Chocolate brioche with fresh pineapple
A simple assembly for a hot pudding – with minimum cooking
Serves 8
PREPARATION TIME 10 minutes
COOKING TIME 10-12 minutes
160 g Valrhona milk chocolate (or good quality dark chocolate), grated
4 tablespoons double cream
8 brioche buns
Sprinkling of demerara sugar
1 or 2 pineapples, peeled, cored and sliced thinly into 8 rings
Grated chocolate, to serve
Cocoa powder and icing sugar, to dust
Pre-heat the oven to Gas Mark 4 (180°C, 350°F). Mix the chocolate and cream together. Next, cut off the top third of the brioche buns and hollow out the centre. Divide the chocolate and cream mixture between the brioches and replace the lids. Put the brioches on a baking tray and bake for 10-12 minutes, or until the chocolate has melted into the cream and the outside is crusty.

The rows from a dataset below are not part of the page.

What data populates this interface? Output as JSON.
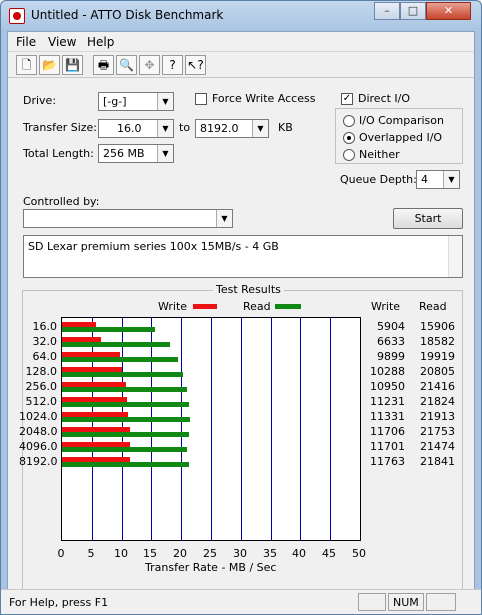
{
  "window": {
    "title": "Untitled - ATTO Disk Benchmark",
    "minimize": "–",
    "maximize": "□",
    "close": "✕"
  },
  "menu": {
    "file": "File",
    "view": "View",
    "help": "Help"
  },
  "form": {
    "drive_label": "Drive:",
    "drive_value": "[-g-]",
    "force_write_label": "Force Write Access",
    "direct_io_label": "Direct I/O",
    "transfer_size_label": "Transfer Size:",
    "transfer_from": "16.0",
    "to_label": "to",
    "transfer_to": "8192.0",
    "kb_label": "KB",
    "total_length_label": "Total Length:",
    "total_length_value": "256 MB",
    "io_comparison_label": "I/O Comparison",
    "overlapped_io_label": "Overlapped I/O",
    "neither_label": "Neither",
    "queue_depth_label": "Queue Depth:",
    "queue_depth_value": "4",
    "controlled_by_label": "Controlled by:",
    "controlled_by_value": "",
    "start_label": "Start",
    "description": "SD Lexar premium series 100x 15MB/s - 4 GB"
  },
  "results": {
    "title": "Test Results",
    "write_legend": "Write",
    "read_legend": "Read",
    "write_header": "Write",
    "read_header": "Read",
    "xlabel": "Transfer Rate - MB / Sec",
    "write_color": "#ee1111",
    "read_color": "#118811"
  },
  "chart_data": {
    "type": "bar",
    "categories": [
      "16.0",
      "32.0",
      "64.0",
      "128.0",
      "256.0",
      "512.0",
      "1024.0",
      "2048.0",
      "4096.0",
      "8192.0"
    ],
    "series": [
      {
        "name": "Write",
        "values": [
          5904,
          6633,
          9899,
          10288,
          10950,
          11231,
          11331,
          11706,
          11701,
          11763
        ]
      },
      {
        "name": "Read",
        "values": [
          15906,
          18582,
          19919,
          20805,
          21416,
          21824,
          21913,
          21753,
          21474,
          21841
        ]
      }
    ],
    "write_text": [
      "5904",
      "6633",
      "9899",
      "10288",
      "10950",
      "11231",
      "11331",
      "11706",
      "11701",
      "11763"
    ],
    "read_text": [
      "15906",
      "18582",
      "19919",
      "20805",
      "21416",
      "21824",
      "21913",
      "21753",
      "21474",
      "21841"
    ],
    "xticks": [
      "0",
      "5",
      "10",
      "15",
      "20",
      "25",
      "30",
      "35",
      "40",
      "45",
      "50"
    ],
    "xlim": [
      0,
      50
    ],
    "xlabel": "Transfer Rate - MB / Sec"
  },
  "statusbar": {
    "help": "For Help, press F1",
    "num": "NUM"
  }
}
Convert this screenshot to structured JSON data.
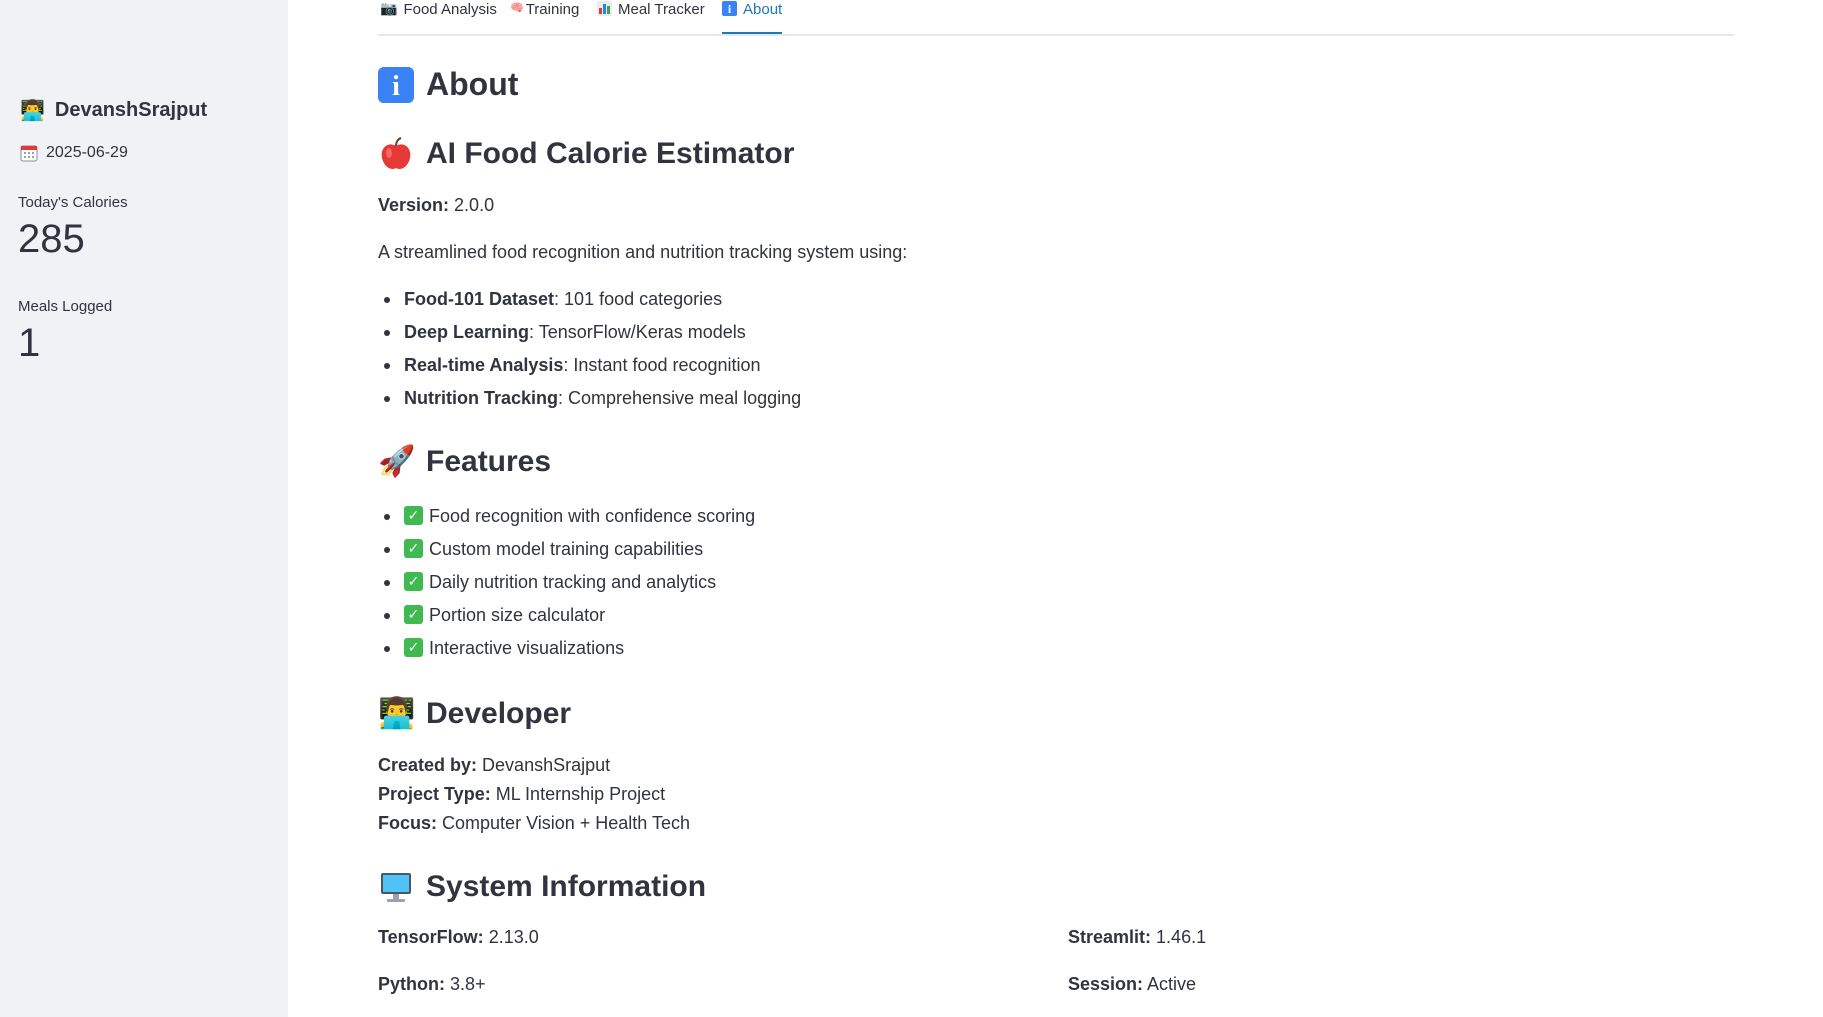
{
  "sidebar": {
    "username": "DevanshSrajput",
    "user_icon": "developer-icon",
    "date": "2025-06-29",
    "date_icon": "calendar-icon",
    "metrics": [
      {
        "label": "Today's Calories",
        "value": "285"
      },
      {
        "label": "Meals Logged",
        "value": "1"
      }
    ]
  },
  "tabs": [
    {
      "label": "Food Analysis",
      "icon": "camera-icon"
    },
    {
      "label": "Training",
      "icon": "brain-icon"
    },
    {
      "label": "Meal Tracker",
      "icon": "bar-chart-icon"
    },
    {
      "label": "About",
      "icon": "info-icon",
      "active": true
    }
  ],
  "content": {
    "about_title": "About",
    "app_title": "AI Food Calorie Estimator",
    "version_label": "Version:",
    "version_value": "2.0.0",
    "intro": "A streamlined food recognition and nutrition tracking system using:",
    "tech_items": [
      {
        "bold": "Food-101 Dataset",
        "text": ": 101 food categories"
      },
      {
        "bold": "Deep Learning",
        "text": ": TensorFlow/Keras models"
      },
      {
        "bold": "Real-time Analysis",
        "text": ": Instant food recognition"
      },
      {
        "bold": "Nutrition Tracking",
        "text": ": Comprehensive meal logging"
      }
    ],
    "features_title": "Features",
    "features": [
      "Food recognition with confidence scoring",
      "Custom model training capabilities",
      "Daily nutrition tracking and analytics",
      "Portion size calculator",
      "Interactive visualizations"
    ],
    "developer_title": "Developer",
    "developer": [
      {
        "label": "Created by:",
        "value": "DevanshSrajput"
      },
      {
        "label": "Project Type:",
        "value": "ML Internship Project"
      },
      {
        "label": "Focus:",
        "value": "Computer Vision + Health Tech"
      }
    ],
    "system_title": "System Information",
    "system": [
      {
        "label": "TensorFlow:",
        "value": "2.13.0"
      },
      {
        "label": "Streamlit:",
        "value": "1.46.1"
      },
      {
        "label": "Python:",
        "value": "3.8+"
      },
      {
        "label": "Session:",
        "value": "Active"
      }
    ]
  },
  "colors": {
    "accent": "#1f77b4",
    "sidebar_bg": "#f0f2f6",
    "check_green": "#3fb950",
    "info_blue": "#3b82f6"
  }
}
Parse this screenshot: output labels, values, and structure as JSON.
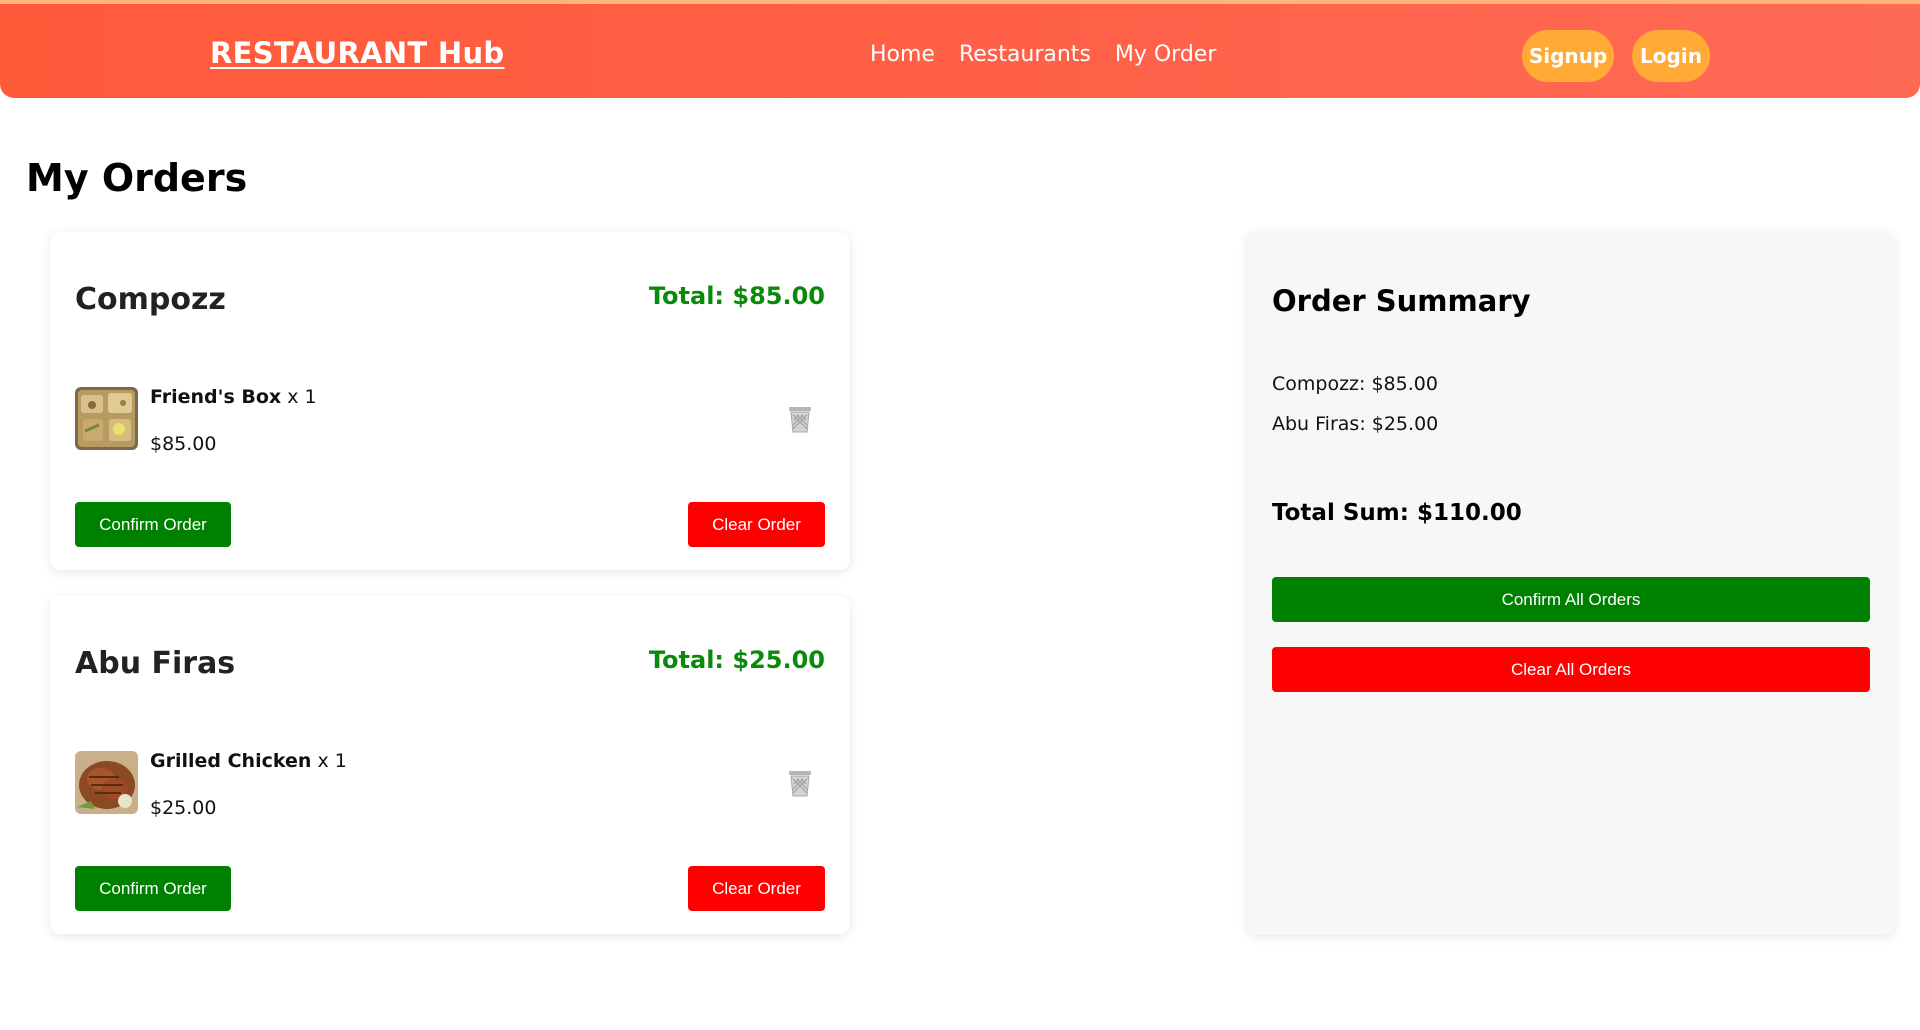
{
  "header": {
    "brand": "RESTAURANT Hub",
    "nav": [
      "Home",
      "Restaurants",
      "My Order"
    ],
    "signup_label": "Signup",
    "login_label": "Login"
  },
  "page_title": "My Orders",
  "orders": [
    {
      "restaurant": "Compozz",
      "total": "Total: $85.00",
      "item_name": "Friend's Box",
      "item_qty": "x 1",
      "item_price": "$85.00",
      "thumb_icon": "food-platter-image",
      "confirm_label": "Confirm Order",
      "clear_label": "Clear Order"
    },
    {
      "restaurant": "Abu Firas",
      "total": "Total: $25.00",
      "item_name": "Grilled Chicken",
      "item_qty": "x 1",
      "item_price": "$25.00",
      "thumb_icon": "grilled-chicken-image",
      "confirm_label": "Confirm Order",
      "clear_label": "Clear Order"
    }
  ],
  "summary": {
    "title": "Order Summary",
    "lines": [
      "Compozz: $85.00",
      "Abu Firas: $25.00"
    ],
    "total": "Total Sum: $110.00",
    "confirm_all_label": "Confirm All Orders",
    "clear_all_label": "Clear All Orders"
  },
  "colors": {
    "header_gradient_start": "#ff5a3a",
    "header_gradient_end": "#ff6a55",
    "pill": "#ffab35",
    "confirm_green": "#008000",
    "clear_red": "#ff0000",
    "total_green": "#0a8a0a"
  },
  "icons": {
    "trash": "trash-icon"
  }
}
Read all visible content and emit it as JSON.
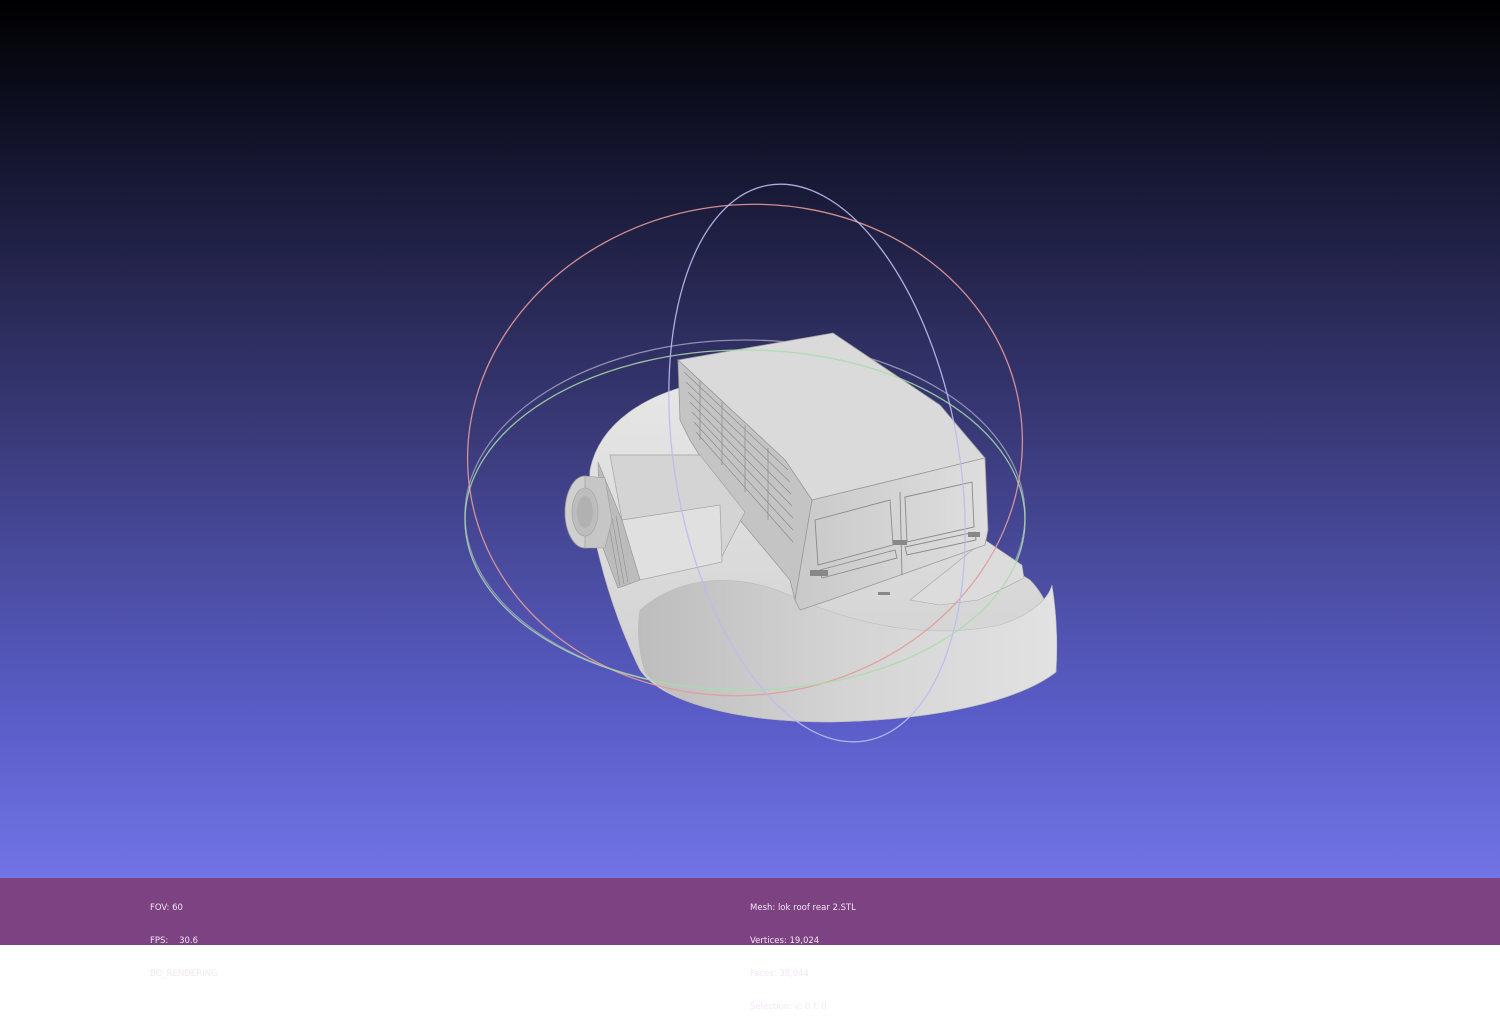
{
  "colors": {
    "background_top": "#000000",
    "background_bottom": "#7274e6",
    "infobar": "#7d4281",
    "mesh": "#d8d8d8",
    "trackball_x": "#e59a9a",
    "trackball_y": "#9ad89a",
    "trackball_z": "#b7b7f0"
  },
  "scene": {
    "trackball_icon": "trackball-gizmo",
    "mesh_icon": "loco-roof-rear-mesh"
  },
  "info_left": {
    "fov": "FOV: 60",
    "fps": "FPS:    30.6",
    "render_mode": "BO_RENDERING"
  },
  "info_right": {
    "mesh": "Mesh: lok roof rear 2.STL",
    "vertices": "Vertices: 19,024",
    "faces": "Faces: 38,044",
    "selection": "Selection: v: 0 f: 0"
  }
}
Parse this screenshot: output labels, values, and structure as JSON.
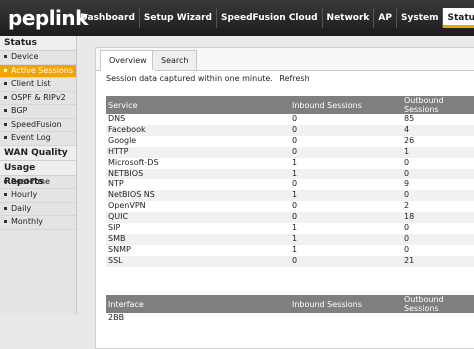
{
  "brand": {
    "logo_text": "peplink"
  },
  "nav": {
    "items": [
      "Dashboard",
      "Setup Wizard",
      "SpeedFusion Cloud",
      "Network",
      "AP",
      "System",
      "Status"
    ],
    "active": "Status"
  },
  "sidebar": {
    "sections": [
      {
        "title": "Status",
        "items": [
          "Device",
          "Active Sessions",
          "Client List",
          "OSPF & RIPv2",
          "BGP",
          "SpeedFusion",
          "Event Log"
        ]
      },
      {
        "title": "WAN Quality",
        "items": []
      },
      {
        "title": "Usage Reports",
        "items": [
          "Real-Time",
          "Hourly",
          "Daily",
          "Monthly"
        ]
      }
    ],
    "active_item": "Active Sessions"
  },
  "tabs": {
    "overview": "Overview",
    "search": "Search"
  },
  "note": {
    "text": "Session data captured within one minute.",
    "refresh": "Refresh"
  },
  "service_table": {
    "headers": [
      "Service",
      "Inbound Sessions",
      "Outbound Sessions"
    ],
    "rows": [
      [
        "DNS",
        "0",
        "85"
      ],
      [
        "Facebook",
        "0",
        "4"
      ],
      [
        "Google",
        "0",
        "26"
      ],
      [
        "HTTP",
        "0",
        "1"
      ],
      [
        "Microsoft-DS",
        "1",
        "0"
      ],
      [
        "NETBIOS",
        "1",
        "0"
      ],
      [
        "NTP",
        "0",
        "9"
      ],
      [
        "NetBIOS NS",
        "1",
        "0"
      ],
      [
        "OpenVPN",
        "0",
        "2"
      ],
      [
        "QUIC",
        "0",
        "18"
      ],
      [
        "SIP",
        "1",
        "0"
      ],
      [
        "SMB",
        "1",
        "0"
      ],
      [
        "SNMP",
        "1",
        "0"
      ],
      [
        "SSL",
        "0",
        "21"
      ]
    ]
  },
  "interface_table": {
    "headers": [
      "Interface",
      "Inbound Sessions",
      "Outbound Sessions"
    ],
    "rows": [
      [
        "2BB",
        "",
        ""
      ]
    ]
  },
  "colors": {
    "accent": "#f5a300",
    "header_bg": "#7f7f7f",
    "topbar": "#2a2a2a"
  }
}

Meanwhile, heat the grill. Sprinkle a little demerara sugar on each pineapple slice and grill until hot and the sugar is starting to caramelise. Place a pineapple slice on each serving plate. Remove the brioches from the oven and put one on top of each pineapple slice. Scatter grated chocolate over each hot brioche, to melt. Dust with a little cocoa powder and icing sugar and serve immediately.